Our current solution works as follows:
- During development, the tests are run against the real server and interactions with the server are recorded and stored.
- After the feature is merged, all the tests are run in playback mode only.
- Later, if the test needs amending — it needs to be re-recorded. Before selecting this approach we carefully considered all its pros and cons.
Our current challenges in Component tests, our approaches to resolving the possible non-determinism and tackling the flakiness, are all topics for a separate article. All I can tell you so far is that we have a zero-flakiness policy for Component tests and to date, we have around 300 iOS Component tests.
It’s worth noting that our Component tests do not cover the following:
- Components external to the iOS system, such as network, server and Apple Push Notification service (APNs). They are checked in end-to-end tests.
- User interface design, layout and appearance. These are checked in Visual regression Tests.
- Logic is defined in a set of classes without a user interface or a single class. (Unit Tests)
For new features, we add Component tests straight away.

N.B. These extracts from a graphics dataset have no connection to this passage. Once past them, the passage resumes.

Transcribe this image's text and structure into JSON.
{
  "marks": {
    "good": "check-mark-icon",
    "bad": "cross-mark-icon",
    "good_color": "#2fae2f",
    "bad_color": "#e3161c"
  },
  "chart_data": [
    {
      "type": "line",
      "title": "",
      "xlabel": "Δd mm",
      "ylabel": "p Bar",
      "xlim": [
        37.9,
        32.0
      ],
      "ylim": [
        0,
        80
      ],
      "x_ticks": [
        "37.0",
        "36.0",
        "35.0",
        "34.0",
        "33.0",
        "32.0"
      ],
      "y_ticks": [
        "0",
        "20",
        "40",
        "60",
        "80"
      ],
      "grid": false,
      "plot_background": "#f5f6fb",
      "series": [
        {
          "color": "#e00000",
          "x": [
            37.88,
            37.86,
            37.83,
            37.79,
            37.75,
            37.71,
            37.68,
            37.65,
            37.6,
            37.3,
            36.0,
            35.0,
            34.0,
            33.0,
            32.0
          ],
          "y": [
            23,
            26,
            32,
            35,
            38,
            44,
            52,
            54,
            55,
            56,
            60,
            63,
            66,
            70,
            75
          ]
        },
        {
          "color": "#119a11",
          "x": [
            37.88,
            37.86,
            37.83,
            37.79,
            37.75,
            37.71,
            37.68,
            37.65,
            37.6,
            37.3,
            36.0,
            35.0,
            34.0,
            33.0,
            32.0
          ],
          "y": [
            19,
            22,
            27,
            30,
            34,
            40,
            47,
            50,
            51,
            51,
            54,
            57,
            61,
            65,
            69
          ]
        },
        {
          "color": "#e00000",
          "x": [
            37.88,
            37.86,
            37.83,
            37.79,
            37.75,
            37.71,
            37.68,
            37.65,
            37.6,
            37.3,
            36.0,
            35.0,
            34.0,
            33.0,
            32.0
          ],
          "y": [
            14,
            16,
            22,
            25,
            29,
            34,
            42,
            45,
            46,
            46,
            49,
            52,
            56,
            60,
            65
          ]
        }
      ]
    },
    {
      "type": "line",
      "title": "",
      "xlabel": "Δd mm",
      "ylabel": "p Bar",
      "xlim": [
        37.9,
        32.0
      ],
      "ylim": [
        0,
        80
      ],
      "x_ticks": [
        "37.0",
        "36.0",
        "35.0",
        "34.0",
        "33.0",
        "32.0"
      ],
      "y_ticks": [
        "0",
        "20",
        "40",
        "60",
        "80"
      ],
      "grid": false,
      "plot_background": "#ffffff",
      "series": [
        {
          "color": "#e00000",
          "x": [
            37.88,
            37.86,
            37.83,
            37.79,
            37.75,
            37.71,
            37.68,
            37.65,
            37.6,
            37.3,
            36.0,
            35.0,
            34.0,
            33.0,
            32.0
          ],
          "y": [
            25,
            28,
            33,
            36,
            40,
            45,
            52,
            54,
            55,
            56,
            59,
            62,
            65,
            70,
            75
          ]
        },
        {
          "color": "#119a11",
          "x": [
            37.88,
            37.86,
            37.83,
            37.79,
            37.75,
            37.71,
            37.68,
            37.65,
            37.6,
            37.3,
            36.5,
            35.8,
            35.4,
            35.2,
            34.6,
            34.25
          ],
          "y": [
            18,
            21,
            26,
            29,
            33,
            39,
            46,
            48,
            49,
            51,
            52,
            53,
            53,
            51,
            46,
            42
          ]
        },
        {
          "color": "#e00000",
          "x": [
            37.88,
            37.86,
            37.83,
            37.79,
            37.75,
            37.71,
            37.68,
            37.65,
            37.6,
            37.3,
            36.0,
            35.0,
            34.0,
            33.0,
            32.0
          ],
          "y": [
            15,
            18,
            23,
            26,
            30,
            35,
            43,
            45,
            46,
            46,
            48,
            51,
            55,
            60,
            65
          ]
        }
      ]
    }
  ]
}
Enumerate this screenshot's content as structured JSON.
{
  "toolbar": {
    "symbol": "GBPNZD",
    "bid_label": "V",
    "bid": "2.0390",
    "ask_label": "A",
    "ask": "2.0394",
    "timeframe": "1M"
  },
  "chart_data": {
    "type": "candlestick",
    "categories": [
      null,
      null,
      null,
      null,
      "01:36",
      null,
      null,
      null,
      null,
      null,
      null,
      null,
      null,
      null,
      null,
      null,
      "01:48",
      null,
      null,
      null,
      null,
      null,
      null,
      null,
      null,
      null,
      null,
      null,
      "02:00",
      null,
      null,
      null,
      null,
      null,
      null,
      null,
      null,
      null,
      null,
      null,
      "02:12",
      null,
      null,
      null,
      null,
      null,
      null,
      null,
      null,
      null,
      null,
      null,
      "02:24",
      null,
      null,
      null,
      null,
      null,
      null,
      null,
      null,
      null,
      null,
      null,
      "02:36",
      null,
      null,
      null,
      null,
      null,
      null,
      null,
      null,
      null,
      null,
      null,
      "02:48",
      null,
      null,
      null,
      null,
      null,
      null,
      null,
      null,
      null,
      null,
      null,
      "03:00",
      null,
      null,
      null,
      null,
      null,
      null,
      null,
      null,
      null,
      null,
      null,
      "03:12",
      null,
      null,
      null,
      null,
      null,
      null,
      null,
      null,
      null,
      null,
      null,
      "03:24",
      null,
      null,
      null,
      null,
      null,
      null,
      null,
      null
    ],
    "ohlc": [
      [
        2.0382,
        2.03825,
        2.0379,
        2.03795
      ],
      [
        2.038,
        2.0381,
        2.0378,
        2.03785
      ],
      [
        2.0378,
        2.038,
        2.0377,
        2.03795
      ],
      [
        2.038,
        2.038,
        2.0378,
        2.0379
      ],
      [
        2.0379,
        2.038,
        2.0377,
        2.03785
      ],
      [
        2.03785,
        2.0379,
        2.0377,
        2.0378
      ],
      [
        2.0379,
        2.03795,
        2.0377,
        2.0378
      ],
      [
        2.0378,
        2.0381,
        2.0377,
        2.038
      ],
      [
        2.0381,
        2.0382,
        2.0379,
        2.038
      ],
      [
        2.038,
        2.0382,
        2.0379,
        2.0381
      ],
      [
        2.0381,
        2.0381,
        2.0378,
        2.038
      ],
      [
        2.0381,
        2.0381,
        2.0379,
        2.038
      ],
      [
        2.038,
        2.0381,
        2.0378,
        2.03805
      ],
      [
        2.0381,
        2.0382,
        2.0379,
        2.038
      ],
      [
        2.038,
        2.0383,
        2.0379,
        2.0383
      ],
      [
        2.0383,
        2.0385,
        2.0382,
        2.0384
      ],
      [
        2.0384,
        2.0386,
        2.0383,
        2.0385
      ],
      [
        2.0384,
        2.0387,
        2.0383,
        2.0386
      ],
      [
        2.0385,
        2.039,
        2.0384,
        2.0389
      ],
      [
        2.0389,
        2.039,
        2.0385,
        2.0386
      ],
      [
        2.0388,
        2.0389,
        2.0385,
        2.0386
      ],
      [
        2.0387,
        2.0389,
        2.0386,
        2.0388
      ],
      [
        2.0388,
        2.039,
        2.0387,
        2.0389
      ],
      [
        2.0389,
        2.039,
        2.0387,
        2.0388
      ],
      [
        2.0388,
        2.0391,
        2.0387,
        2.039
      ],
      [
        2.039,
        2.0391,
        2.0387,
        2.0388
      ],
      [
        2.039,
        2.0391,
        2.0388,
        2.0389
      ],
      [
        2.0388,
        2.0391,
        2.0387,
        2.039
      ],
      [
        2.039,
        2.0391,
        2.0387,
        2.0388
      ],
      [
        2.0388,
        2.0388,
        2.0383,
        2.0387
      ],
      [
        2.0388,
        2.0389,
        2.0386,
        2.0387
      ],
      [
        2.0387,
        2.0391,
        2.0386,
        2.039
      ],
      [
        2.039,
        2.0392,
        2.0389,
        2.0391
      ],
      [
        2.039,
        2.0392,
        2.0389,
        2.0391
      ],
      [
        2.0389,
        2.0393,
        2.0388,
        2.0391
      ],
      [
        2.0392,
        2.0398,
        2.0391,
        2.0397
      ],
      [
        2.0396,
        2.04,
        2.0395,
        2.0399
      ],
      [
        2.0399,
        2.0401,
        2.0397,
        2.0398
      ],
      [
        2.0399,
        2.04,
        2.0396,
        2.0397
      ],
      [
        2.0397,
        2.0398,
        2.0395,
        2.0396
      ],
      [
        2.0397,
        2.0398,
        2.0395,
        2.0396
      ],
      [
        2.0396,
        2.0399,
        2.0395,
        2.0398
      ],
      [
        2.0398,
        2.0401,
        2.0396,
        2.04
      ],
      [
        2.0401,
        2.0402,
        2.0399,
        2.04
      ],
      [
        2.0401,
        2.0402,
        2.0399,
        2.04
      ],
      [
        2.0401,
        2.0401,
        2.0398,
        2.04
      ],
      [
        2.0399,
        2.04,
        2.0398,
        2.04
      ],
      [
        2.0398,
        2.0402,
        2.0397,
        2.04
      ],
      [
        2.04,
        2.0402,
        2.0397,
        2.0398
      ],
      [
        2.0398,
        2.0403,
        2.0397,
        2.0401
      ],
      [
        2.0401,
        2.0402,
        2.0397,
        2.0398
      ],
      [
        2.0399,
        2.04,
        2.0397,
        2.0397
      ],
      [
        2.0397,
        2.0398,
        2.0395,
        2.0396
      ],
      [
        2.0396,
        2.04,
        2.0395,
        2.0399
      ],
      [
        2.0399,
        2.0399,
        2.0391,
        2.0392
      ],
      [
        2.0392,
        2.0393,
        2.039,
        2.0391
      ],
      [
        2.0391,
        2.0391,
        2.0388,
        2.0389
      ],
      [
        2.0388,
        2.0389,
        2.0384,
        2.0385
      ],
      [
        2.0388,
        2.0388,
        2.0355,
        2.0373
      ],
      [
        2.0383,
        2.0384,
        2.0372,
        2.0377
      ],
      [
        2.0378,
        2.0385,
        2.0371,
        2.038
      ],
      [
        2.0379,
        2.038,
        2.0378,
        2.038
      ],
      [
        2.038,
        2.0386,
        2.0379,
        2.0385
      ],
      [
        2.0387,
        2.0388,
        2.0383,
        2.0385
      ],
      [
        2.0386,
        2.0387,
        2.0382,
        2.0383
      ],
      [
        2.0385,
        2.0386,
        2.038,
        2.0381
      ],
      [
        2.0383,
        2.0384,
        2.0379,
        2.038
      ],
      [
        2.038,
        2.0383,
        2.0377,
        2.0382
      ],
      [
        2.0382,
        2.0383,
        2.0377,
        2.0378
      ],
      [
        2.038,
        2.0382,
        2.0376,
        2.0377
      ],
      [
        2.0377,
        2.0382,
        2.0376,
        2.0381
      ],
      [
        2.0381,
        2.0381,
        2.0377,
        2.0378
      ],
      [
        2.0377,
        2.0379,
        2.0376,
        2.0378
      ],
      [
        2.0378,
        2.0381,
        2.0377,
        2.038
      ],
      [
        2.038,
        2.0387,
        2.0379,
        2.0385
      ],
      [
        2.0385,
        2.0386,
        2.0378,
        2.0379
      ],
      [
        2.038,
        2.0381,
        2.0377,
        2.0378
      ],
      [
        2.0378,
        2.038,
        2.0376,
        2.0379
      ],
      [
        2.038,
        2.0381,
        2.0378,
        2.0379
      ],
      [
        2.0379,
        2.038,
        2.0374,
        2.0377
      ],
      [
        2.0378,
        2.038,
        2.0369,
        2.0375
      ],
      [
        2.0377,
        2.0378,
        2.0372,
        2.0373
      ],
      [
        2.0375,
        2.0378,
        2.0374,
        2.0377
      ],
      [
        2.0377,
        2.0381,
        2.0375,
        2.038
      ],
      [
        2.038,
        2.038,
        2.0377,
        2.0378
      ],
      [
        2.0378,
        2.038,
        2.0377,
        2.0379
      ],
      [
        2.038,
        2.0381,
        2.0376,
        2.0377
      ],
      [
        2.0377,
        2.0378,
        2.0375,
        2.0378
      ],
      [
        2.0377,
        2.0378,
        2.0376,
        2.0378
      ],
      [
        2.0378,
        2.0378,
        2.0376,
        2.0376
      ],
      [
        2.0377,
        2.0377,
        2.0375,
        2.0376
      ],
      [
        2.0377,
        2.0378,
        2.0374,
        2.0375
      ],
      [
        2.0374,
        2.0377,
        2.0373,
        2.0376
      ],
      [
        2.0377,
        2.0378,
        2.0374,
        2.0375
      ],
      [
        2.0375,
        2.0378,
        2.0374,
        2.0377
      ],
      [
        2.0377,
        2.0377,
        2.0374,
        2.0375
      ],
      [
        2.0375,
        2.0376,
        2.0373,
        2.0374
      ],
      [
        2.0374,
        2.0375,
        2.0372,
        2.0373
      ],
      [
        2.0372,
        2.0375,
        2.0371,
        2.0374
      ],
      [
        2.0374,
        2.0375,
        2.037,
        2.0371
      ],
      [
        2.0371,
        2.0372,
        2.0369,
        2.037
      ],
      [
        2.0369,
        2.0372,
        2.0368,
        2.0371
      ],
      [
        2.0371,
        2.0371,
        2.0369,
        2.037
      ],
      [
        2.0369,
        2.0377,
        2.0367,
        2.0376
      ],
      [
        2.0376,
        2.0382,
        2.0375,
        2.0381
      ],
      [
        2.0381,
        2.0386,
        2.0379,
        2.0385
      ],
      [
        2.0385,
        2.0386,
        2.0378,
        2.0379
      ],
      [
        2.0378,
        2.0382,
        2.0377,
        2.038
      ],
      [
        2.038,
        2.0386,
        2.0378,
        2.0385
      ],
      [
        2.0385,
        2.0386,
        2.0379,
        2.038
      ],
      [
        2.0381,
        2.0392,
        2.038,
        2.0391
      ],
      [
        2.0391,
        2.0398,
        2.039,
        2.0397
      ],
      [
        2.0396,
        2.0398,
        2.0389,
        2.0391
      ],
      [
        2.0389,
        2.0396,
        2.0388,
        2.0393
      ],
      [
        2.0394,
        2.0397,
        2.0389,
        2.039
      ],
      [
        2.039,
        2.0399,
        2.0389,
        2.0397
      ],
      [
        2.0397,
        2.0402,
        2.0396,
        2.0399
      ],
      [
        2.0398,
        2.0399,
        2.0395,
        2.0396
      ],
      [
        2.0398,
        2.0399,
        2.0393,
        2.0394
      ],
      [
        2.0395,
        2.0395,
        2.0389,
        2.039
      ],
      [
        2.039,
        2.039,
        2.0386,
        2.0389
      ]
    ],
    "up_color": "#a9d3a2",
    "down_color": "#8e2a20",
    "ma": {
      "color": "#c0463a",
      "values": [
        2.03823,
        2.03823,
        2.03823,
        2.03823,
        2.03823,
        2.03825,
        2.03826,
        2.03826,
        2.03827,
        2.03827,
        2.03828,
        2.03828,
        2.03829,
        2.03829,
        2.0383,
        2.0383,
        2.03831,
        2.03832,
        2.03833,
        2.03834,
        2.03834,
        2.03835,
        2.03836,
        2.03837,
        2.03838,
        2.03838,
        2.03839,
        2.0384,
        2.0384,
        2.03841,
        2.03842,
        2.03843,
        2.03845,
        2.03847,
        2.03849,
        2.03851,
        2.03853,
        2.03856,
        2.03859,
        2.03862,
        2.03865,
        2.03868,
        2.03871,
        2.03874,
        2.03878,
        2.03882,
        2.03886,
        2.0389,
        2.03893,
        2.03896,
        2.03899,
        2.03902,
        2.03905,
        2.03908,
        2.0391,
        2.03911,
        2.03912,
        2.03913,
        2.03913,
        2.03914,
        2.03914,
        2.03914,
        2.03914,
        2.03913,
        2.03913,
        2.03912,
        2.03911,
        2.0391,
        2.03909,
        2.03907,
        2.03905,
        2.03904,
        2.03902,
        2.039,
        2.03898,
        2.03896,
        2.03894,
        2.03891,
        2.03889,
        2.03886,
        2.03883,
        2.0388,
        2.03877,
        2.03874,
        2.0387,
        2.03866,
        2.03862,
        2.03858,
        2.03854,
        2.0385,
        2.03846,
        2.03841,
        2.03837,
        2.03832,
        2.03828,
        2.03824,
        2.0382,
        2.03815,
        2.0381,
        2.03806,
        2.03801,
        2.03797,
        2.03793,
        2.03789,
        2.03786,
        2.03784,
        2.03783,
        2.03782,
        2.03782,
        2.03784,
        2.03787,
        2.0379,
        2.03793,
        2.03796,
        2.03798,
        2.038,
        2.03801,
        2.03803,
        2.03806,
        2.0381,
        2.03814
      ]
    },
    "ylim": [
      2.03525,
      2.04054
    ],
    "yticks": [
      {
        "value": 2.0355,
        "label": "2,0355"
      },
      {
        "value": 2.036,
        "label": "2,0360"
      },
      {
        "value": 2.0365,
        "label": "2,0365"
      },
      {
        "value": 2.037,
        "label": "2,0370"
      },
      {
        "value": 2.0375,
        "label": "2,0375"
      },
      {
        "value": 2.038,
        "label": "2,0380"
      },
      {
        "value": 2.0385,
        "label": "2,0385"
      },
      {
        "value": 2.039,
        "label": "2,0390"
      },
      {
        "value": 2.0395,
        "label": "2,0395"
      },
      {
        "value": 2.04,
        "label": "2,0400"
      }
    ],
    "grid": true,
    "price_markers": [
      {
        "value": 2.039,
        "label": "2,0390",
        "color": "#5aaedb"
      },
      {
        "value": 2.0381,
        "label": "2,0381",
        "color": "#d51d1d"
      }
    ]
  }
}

However, we still have quite a few existing end-to-end tests that can be moved down the pyramid. To that end, we undertook an investigation and discovered various candidates. I wanted to try it myself to see first-hand the difference/benefits between end-to-end and Component tests.
Firstly, here are some of the examples of end-to-end scenarios that can be migrated to a lower level and don’t require any external dependencies or server interaction.
They will mostly retain the same idea, structure and steps. Only implementation specifics, language and framework will vary.
Now, let’s take the last example and see how such transitions impact the test running time. For the initial end-to-end test on our continuous integration build agents, the average time was around 1 minute:
For the migrated scenario, the average time is less than 15s:
Apart from a noticeable increase in the speed of the tests, we should also point out the improvements in the stability that were achieved as well. This was thanks to the improved isolation, due to mocking of the server and network interactions that I described earlier.
Our teams write different types of tests to ensure the application works as expected. No matter what application you are working on, it’s always a good idea to keep the Test Pyramid in mind when you’re aiming to optimise the test coverage. Its basic principles are always valid and can be applied ubiquitously. To achieve that, everyone needs to understand them and share them. Taking the Test Pyramid into account, you should consider where you are focusing your testing efforts: even though UI end-to-end tests are important, they are also the most expensive ones to write and maintain and the slowest to run. It’s vital that the whole team discusses the Test Plan prior to feature development and decides together on the test coverage.
We are still actively working on improving the test coverage and adding tests on all levels of the pyramid. Paramount to us is to have the right tests on the right levels. For the existing scenarios, we consider migration two or even three levels down. It may well happen that once end-to-end after re-work scenario will end up in the Visual Regression Tests suite. Or a Component test can in fact be substituted with a Unit one.
Having tried Component tests myself, I now understand their specifics better. Additionally, I have learned much more about the XCTest framework features, internals and limitations. Now, not only do I have a better understanding of our Component tests ecosystem, but I’m eager to spread this knowledge across the QA team.
My hope is that this will help us be more effective when planning new tests’ coverage, as well as in our work related to test maintenance, support and migration.